Tré’s practises were described by his mother as “pretty noisy, but a definite improvement on the violin.” In fact, Tré improved to the point where he found himself in great demand as one of the area’s few drummers. Though still in junior high, he would play with high school and college bands and orchestras, broadening his repertoire by playing a wide variety of music, ranging from classical to big band music to reggae. “A lot of the time they never had drum charts s
o I would just go off a trumpet chart,” he said. “It just got me ready for other things. It just opened my skills.” As a result, his influences were equally wide ranging; in one interview he cited both Gene Krupa and Marky Ramone as “drumming heroes”.

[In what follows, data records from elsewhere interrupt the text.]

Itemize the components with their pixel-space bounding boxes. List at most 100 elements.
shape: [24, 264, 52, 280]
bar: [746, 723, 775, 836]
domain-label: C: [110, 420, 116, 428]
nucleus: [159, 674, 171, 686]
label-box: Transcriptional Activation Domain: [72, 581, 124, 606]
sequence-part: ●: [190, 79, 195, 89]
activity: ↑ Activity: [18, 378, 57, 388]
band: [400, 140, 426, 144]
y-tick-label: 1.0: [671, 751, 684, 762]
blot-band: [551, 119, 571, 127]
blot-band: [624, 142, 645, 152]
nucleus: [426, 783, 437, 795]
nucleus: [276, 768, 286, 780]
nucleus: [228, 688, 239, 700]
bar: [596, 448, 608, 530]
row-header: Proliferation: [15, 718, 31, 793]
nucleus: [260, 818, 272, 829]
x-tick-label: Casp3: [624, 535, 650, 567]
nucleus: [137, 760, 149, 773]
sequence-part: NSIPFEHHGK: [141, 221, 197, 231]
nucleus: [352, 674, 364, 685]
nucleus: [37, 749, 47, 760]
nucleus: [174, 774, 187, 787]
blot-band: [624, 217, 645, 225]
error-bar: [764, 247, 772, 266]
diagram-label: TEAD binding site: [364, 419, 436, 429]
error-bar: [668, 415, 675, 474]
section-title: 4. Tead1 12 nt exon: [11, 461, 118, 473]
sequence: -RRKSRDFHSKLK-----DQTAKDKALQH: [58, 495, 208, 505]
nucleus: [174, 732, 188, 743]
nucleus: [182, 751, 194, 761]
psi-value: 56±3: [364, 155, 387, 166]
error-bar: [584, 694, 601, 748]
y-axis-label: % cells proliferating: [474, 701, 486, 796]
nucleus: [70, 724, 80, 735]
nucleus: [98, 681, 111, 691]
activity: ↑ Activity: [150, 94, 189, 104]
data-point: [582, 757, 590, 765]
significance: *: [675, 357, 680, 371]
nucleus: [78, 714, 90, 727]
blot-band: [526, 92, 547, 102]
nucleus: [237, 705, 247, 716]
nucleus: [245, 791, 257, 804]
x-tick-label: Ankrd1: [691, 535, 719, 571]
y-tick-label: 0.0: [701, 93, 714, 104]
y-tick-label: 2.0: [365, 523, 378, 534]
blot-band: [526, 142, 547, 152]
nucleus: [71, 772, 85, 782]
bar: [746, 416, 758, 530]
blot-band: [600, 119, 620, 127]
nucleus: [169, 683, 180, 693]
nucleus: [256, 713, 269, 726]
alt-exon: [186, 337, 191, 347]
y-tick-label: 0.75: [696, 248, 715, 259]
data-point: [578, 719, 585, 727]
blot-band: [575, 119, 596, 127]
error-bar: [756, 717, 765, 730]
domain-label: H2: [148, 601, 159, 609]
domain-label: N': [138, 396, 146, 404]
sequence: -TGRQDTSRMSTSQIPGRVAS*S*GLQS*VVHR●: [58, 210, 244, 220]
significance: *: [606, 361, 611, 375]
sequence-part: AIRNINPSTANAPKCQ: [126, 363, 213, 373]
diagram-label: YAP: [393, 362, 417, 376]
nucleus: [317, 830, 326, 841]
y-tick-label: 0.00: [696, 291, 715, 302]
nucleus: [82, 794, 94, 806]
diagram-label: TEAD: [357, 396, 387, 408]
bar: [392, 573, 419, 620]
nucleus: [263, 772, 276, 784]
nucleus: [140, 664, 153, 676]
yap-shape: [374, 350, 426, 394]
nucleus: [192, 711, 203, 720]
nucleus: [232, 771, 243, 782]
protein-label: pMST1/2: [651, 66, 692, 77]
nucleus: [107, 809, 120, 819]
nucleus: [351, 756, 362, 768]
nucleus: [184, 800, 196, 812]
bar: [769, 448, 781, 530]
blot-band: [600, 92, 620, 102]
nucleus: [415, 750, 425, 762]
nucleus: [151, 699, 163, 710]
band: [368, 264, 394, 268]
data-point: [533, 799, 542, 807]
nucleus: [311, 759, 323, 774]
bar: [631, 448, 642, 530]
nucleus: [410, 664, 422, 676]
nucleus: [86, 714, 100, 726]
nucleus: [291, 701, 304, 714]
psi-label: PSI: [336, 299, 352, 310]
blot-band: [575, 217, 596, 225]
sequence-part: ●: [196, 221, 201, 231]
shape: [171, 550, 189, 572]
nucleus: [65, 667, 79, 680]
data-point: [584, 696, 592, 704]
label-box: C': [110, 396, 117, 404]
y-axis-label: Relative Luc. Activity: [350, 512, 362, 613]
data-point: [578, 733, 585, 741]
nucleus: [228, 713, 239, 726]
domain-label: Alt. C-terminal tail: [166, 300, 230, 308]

Meanwhile, The Lookouts were also busy, playing local parties “where all the parents and kids would come,” says Livermore. “And we played at a campsite/general store parking lot down by the high-way.” By 1986 they began getting gigs at the smaller punk venues in the Bay Area, so the opening of a club like Gilman was a welcome development. “Prior to Gilman Street opening, the original San Francisco punk scene had kind of dwindled down to a pretty low ebb,” says Livermore. “There were big thrash/metalcore type shows, but the DIY punk stuff was mostly happening in warehouses and garages and really small clubs. It was always a challenge to find somewhere to play, but once Gilman opened, the scene practically exploded, with all these kids starting new bands and their friends coming to see them play and being inspired to start their own bands. I loved just about everything about Gilman. Like it says in the Rancid song [‘Journey To The End Of The East Bay’], the place was sacred ground to me. It was a place where all the misfits fit in, where you could make up the rules yourself, and nobody — well, almost nobody — was there to tell you that what you wanted to do was impossible.”
Livermore then launched a third venture under the Lookout name, a record label, initially co-owned with David Hayes, then Patrick Hynes, that he started with $4,000. The Lookouts were the first act to release a record on the label, their 1987 album One Planet, One People boasting such songs as ‘Don’t Cry For Me Nicaragua’, ‘Fourth Reich (Nazi America)’, and, in a nod to their roots, ‘Mendocino County’. The album’s record-release party was held at Gilman (where the group had first played on January 24), Livermore sporting a black eye received from a “local lunkhead” who’d tried to stop the band playing at another show the night before. The other band members used makeup to draw their own black eyes in solidarity.